Breathe London combines state-of-the-art technology with new data analytics to provide Londoners with a hyperlocal visual tool displaying their exposure to air pollution around the city. Measuring harmful pollution at thousands of locations informs data-driven solutions to clean up our dirty air and foster healthier, stronger communities.
What is Breathe London?
Pioneering sensor technology
London has one of the world’s best air quality monitoring systems, but there’s still a lot it can’t tell us. That’s why Breathe London is pioneering cutting-edge sensor technology and research with three complementary projects to understand what’s happening at the ground-level in some of the worst affected areas throughout the city.
Project #1: Breathe London installed a network of 100 state-of-the-art sensor pods on lampposts and buildings throughout the city, continuously transmitting air quality measurements.
Project #2: Specially equipped Google Street View cars are using mobile sensors to measure air pollution on a variety of London roadways, taking readings approximately every 30-60 metres in representative areas of the city.
Project #3: In a linked study funded by the Greater London Authority, King’s College London is using wearable sensors that will allow schoolchildren and teachers to monitor air quality during their journey to and from school. This project will help researchers better characterize how individuals are affected by air pollution in everyday life indoors, outdoors and while travelling.
Together, these measurements will paint a clearer picture of air quality across the city. This new deployment of air quality sensors is the most advanced system of its kind and a model for cities around the globe. This project will create a picture over the course of a year, identifying pollution ‘hotspots’ that the existing network of fixed monitors cannot currently capture.
Millions of Londoners face health threats every day because of air pollution. Many areas of the capital regularly break limits for safe air quality. Scientists estimate that thousands of Londoners’ lives end sooner than they should each year because of unclean air. The cost of dirty air on the London economy has been estimated at £3.7 billion every year, due to the health impact of PM₂.₅ and NO₂ leading to lost life-years, hospital admissions and deaths.

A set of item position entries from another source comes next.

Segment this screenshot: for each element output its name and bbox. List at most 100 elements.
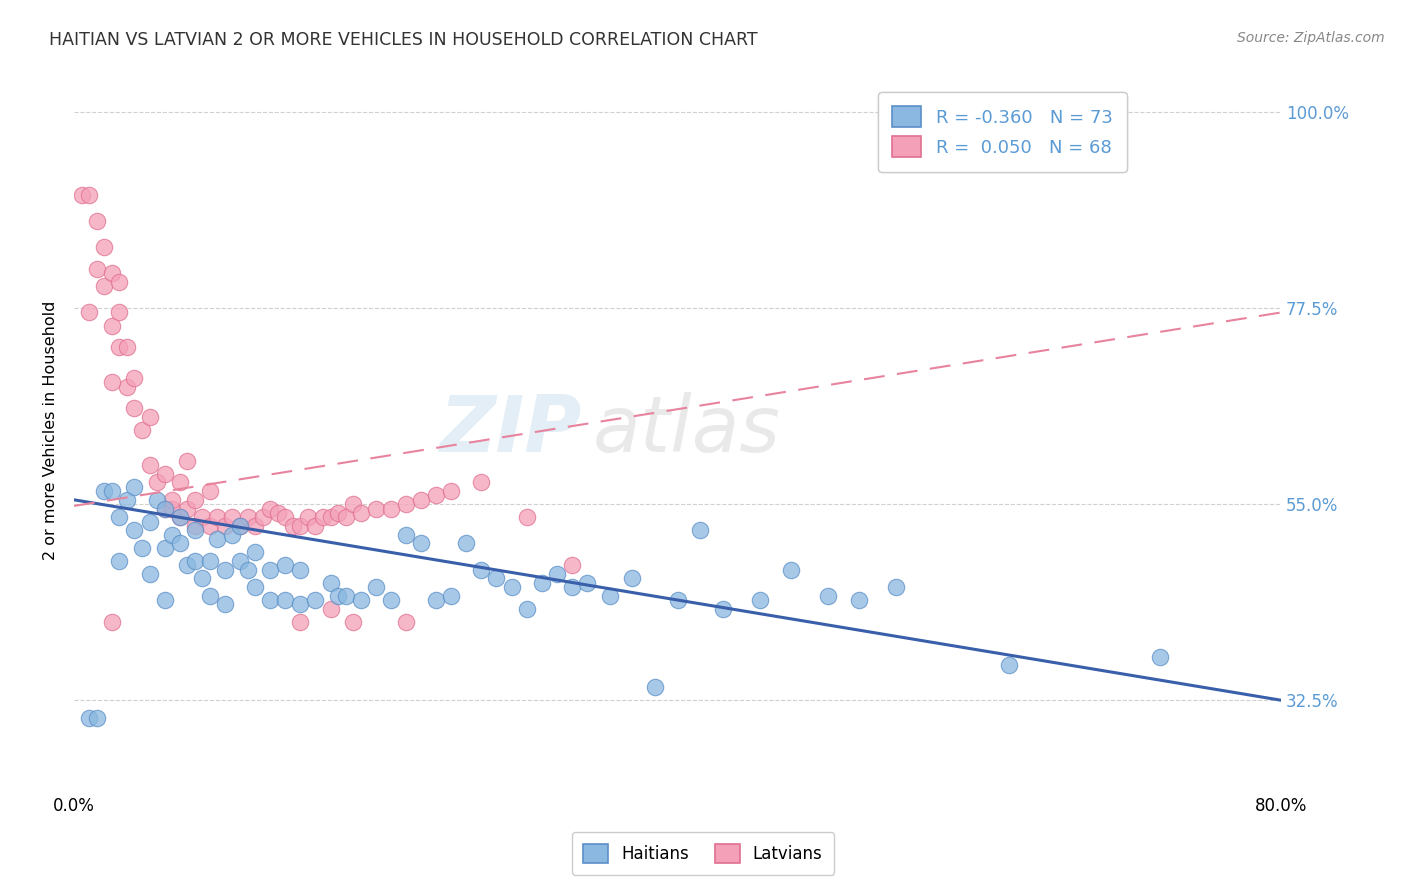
Point bbox=[530, 575, 553, 590]
Point bbox=[124, 524, 146, 538]
Point bbox=[101, 266, 124, 280]
Point bbox=[380, 501, 402, 516]
Point bbox=[93, 279, 115, 293]
Point bbox=[93, 240, 115, 254]
Point bbox=[848, 593, 870, 607]
Point bbox=[326, 589, 349, 603]
Point bbox=[364, 580, 387, 594]
Point bbox=[501, 580, 523, 594]
Point bbox=[229, 519, 252, 533]
Point bbox=[576, 575, 599, 590]
Point bbox=[124, 480, 146, 494]
Point bbox=[138, 566, 160, 581]
Point bbox=[160, 492, 183, 507]
Point bbox=[229, 519, 252, 533]
Point bbox=[108, 275, 131, 289]
Point bbox=[153, 467, 176, 481]
Point bbox=[342, 615, 364, 629]
Point bbox=[77, 187, 100, 202]
Point bbox=[160, 501, 183, 516]
Point bbox=[1149, 649, 1171, 664]
Point bbox=[77, 305, 100, 319]
Point bbox=[146, 492, 169, 507]
Point bbox=[198, 519, 221, 533]
Point bbox=[304, 593, 326, 607]
Point bbox=[290, 519, 312, 533]
Point bbox=[138, 458, 160, 472]
Point bbox=[221, 510, 243, 524]
Point bbox=[236, 510, 259, 524]
Point bbox=[191, 510, 214, 524]
Point bbox=[169, 475, 191, 490]
Point bbox=[214, 562, 236, 576]
Point bbox=[380, 593, 402, 607]
Point bbox=[138, 515, 160, 529]
Point bbox=[131, 423, 153, 437]
Point bbox=[290, 598, 312, 612]
Point bbox=[191, 571, 214, 585]
Point bbox=[108, 305, 131, 319]
Point bbox=[77, 711, 100, 725]
Point bbox=[160, 527, 183, 541]
Point bbox=[236, 562, 259, 576]
Point bbox=[290, 615, 312, 629]
Point bbox=[599, 589, 621, 603]
Point bbox=[259, 501, 281, 516]
Text: ZIP: ZIP bbox=[439, 392, 581, 468]
Point bbox=[281, 519, 304, 533]
Point bbox=[364, 501, 387, 516]
Legend: R = -0.360   N = 73, R =  0.050   N = 68: R = -0.360 N = 73, R = 0.050 N = 68 bbox=[877, 92, 1128, 171]
Point bbox=[395, 497, 418, 511]
Point bbox=[998, 658, 1021, 673]
Point bbox=[546, 566, 568, 581]
Point bbox=[335, 589, 357, 603]
Point bbox=[350, 506, 373, 520]
Point bbox=[409, 492, 432, 507]
Point bbox=[169, 510, 191, 524]
Point bbox=[86, 214, 108, 228]
Point bbox=[108, 510, 131, 524]
Point bbox=[485, 571, 508, 585]
Legend: Haitians, Latvians: Haitians, Latvians bbox=[572, 832, 834, 875]
Point bbox=[184, 524, 207, 538]
Point bbox=[169, 536, 191, 550]
Point bbox=[304, 519, 326, 533]
Point bbox=[184, 554, 207, 568]
Point bbox=[101, 318, 124, 333]
Point bbox=[138, 410, 160, 425]
Point bbox=[101, 615, 124, 629]
Point bbox=[101, 484, 124, 499]
Point bbox=[198, 554, 221, 568]
Point bbox=[319, 510, 342, 524]
Point bbox=[124, 371, 146, 385]
Point bbox=[108, 554, 131, 568]
Point bbox=[221, 527, 243, 541]
Point bbox=[425, 488, 447, 502]
Point bbox=[124, 401, 146, 416]
Point bbox=[176, 453, 198, 467]
Point bbox=[259, 593, 281, 607]
Point bbox=[176, 558, 198, 573]
Point bbox=[274, 593, 297, 607]
Point bbox=[711, 601, 734, 615]
Point bbox=[146, 475, 169, 490]
Point bbox=[350, 593, 373, 607]
Point bbox=[169, 510, 191, 524]
Point bbox=[644, 680, 666, 694]
Point bbox=[689, 524, 711, 538]
Point bbox=[207, 532, 229, 546]
Point bbox=[153, 501, 176, 516]
Point bbox=[153, 593, 176, 607]
Point bbox=[395, 615, 418, 629]
Point bbox=[409, 536, 432, 550]
Text: Source: ZipAtlas.com: Source: ZipAtlas.com bbox=[1237, 31, 1385, 45]
Point bbox=[115, 340, 138, 354]
Point bbox=[395, 527, 418, 541]
Point bbox=[561, 580, 583, 594]
Point bbox=[440, 484, 463, 499]
Point bbox=[86, 711, 108, 725]
Point bbox=[198, 589, 221, 603]
Point bbox=[425, 593, 447, 607]
Point bbox=[274, 558, 297, 573]
Point bbox=[214, 519, 236, 533]
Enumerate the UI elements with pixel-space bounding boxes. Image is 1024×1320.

Eventually, online maps showing real-time data will give Londoners continuously updated information on the air pollution they’re breathing as they move around their city. Breathe London will improve the accuracy of air pollution forecasts for the coming three days, making it easier for people to plan for poor air quality episodes.
Breathe London will collect millions of data points at locations across Greater London on nitrogen oxides, carbon dioxide, small particles (PM₁₀, PM₂.₅, PM₁ and ultrafine), painting a richer and more complete picture of air quality with a much higher degree of spatial resolution.
With a more accurate and more widely understood picture of the problem, tailored solutions to air pollution can be introduced which are easier to deliver. By helping to identify areas of London where stronger forms of intervention are justified by robust scientific evidence, we will give policymakers the evidence, and generate the local support they need to address the problem.
Breathe London is a year-long, multi partner project funded by C40 cities and The Children’s Investment Fund Foundation, managed by Environmental Defense Fund Europe registered charity (charity number 1164661).
Breathe London’s hyperlocal air quality data collection system focuses on Greater London, including locations with existing policies:
- Introduction of the world’s first Ultra Low Emission Zone in central London in April 2019
- Application of ULEZ standards in the current Low Emission Zone to buses, coaches and lorries from October 2020.
- Air quality plans to help schools in the most polluted areas reduce their pupils’ exposure to hazardous pollution.
- Planning policy to ensure new schools and other buildings used by vulnerable populations are not located in areas of poor air quality.
- Efforts to enforce controls on air pollution from construction machinery and other sources.